As we were walking, I almost slipped. I looked to the floor and saw a trail of blood. It dripped from my wrist. I looked at my wrist for a while then looked at myself. I looked at my arm with my "door handle" scar, my "table" scar, and my "fence" scar. They did look a bit too deep and I always reopened the wounds so that I wouldn't have to make more excuses for more scars and I could just say 'yeah, I picked and reopened the wound. That's why it's reopened again.'
I looked at the scars on my legs. There was way more on my legs. They were easily covered with jeans, but I was using short right now. However, I was smart with my cuts. I put them scattered and like I had fallen. All my excuses for those scars were 'I was clumsy and I fell.'
Looking at the scars for a long time, I began to feel faint again. The blood on the floor seemed to look closer and closer. And it went black.
"Why do people want to hurt a beautiful, sweet girl like her?
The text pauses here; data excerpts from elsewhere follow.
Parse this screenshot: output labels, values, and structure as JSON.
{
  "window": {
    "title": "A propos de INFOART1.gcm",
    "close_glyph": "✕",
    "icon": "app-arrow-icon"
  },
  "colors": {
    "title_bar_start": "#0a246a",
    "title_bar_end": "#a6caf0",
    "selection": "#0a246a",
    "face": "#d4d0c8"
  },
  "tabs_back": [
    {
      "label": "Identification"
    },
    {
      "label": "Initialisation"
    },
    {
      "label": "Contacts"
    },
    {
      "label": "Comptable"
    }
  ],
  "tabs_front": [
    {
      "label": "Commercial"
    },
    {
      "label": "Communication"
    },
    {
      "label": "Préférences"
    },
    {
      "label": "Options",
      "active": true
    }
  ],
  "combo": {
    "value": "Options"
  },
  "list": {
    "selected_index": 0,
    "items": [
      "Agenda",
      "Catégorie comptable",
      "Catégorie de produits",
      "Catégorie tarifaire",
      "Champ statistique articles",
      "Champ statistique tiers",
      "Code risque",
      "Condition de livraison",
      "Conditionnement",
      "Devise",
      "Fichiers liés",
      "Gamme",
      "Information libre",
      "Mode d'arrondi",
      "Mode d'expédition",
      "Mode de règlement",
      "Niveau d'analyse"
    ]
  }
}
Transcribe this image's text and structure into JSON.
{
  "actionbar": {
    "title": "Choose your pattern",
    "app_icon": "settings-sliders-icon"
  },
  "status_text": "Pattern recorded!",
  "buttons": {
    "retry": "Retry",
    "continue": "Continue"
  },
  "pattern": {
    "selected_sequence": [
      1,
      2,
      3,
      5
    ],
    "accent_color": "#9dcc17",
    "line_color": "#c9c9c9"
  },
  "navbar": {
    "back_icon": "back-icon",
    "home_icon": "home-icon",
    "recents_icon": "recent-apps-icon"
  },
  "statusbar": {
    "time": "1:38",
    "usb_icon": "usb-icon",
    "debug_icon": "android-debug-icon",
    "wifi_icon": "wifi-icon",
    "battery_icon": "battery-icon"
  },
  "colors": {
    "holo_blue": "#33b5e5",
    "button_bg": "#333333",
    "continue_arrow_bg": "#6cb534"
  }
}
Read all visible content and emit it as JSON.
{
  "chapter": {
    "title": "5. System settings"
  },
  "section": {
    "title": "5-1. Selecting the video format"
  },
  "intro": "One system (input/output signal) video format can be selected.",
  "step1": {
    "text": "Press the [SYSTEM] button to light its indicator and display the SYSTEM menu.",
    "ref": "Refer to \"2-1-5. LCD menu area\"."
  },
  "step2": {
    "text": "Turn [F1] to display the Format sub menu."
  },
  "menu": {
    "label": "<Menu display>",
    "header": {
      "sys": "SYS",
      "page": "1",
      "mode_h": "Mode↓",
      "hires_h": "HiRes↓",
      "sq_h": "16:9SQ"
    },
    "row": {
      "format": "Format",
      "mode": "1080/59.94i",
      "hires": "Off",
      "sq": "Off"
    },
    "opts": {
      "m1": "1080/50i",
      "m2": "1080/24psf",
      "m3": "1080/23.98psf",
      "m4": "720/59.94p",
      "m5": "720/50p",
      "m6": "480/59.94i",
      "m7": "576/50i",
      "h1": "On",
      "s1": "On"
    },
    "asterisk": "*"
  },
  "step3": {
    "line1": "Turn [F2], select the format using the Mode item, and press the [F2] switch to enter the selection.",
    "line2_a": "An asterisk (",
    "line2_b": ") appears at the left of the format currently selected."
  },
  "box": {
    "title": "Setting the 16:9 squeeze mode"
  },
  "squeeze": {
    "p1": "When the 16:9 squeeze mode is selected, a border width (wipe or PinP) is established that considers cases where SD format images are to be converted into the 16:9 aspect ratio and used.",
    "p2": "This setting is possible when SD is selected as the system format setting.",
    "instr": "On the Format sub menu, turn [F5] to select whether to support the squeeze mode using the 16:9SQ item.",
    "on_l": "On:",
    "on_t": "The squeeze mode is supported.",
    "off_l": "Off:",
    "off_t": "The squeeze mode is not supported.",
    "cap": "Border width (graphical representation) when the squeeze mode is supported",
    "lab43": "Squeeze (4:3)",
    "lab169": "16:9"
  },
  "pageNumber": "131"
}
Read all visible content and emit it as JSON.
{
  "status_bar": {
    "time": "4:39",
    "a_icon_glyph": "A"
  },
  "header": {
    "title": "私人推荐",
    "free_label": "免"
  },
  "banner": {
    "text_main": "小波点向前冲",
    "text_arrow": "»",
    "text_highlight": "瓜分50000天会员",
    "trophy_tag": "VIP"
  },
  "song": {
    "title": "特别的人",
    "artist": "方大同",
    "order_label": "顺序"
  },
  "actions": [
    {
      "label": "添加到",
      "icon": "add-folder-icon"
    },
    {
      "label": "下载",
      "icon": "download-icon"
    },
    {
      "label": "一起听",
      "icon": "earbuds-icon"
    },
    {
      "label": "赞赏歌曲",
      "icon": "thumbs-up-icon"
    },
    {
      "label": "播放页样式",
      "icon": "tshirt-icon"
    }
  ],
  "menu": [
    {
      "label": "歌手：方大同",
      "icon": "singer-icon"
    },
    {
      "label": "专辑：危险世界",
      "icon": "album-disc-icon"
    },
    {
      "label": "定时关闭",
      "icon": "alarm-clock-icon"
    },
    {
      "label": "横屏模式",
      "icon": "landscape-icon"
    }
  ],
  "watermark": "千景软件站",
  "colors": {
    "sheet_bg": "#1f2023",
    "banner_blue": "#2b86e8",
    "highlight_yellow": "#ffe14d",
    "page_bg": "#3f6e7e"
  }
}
Why is she so cruel to herself?" I opened my eyes to my best friend walking around the hallways, passing other people. He checked a couple classrooms and met with my girl close friends. I saw them ask each other if they had found me. They didn't. I remember this day. I had hidden in the bathroom because of something the girls had said that triggered a flashback. That day in break time, I ran away and locked myself in the bathroom. They searched, but didn't find me. I showed up at the next class. When they asked, I simply said I was just walking around the school for fresh air.
"I'm worried about her. She went through so much and she's struggling. I just hope she holds on." I'm trying, but why does life always hurts. I'm trying my best. I'm never enough. I try to be good, but people always hurt me. I try to be happy, but everything always haunts me. I'm trying to hold on, but I don't know how to.
Drip, drip, drip. The sounds echo like heartbeats. I look at the floor and see the blood. It was from my wrist. Did I go too far? At least, I don't have to suffer anymore.
But, I didn't know.
I didn't know you cared.
I didn't know how much you cared.
Now, I don't know whether I do want to leave.
I don't know whether I went too far.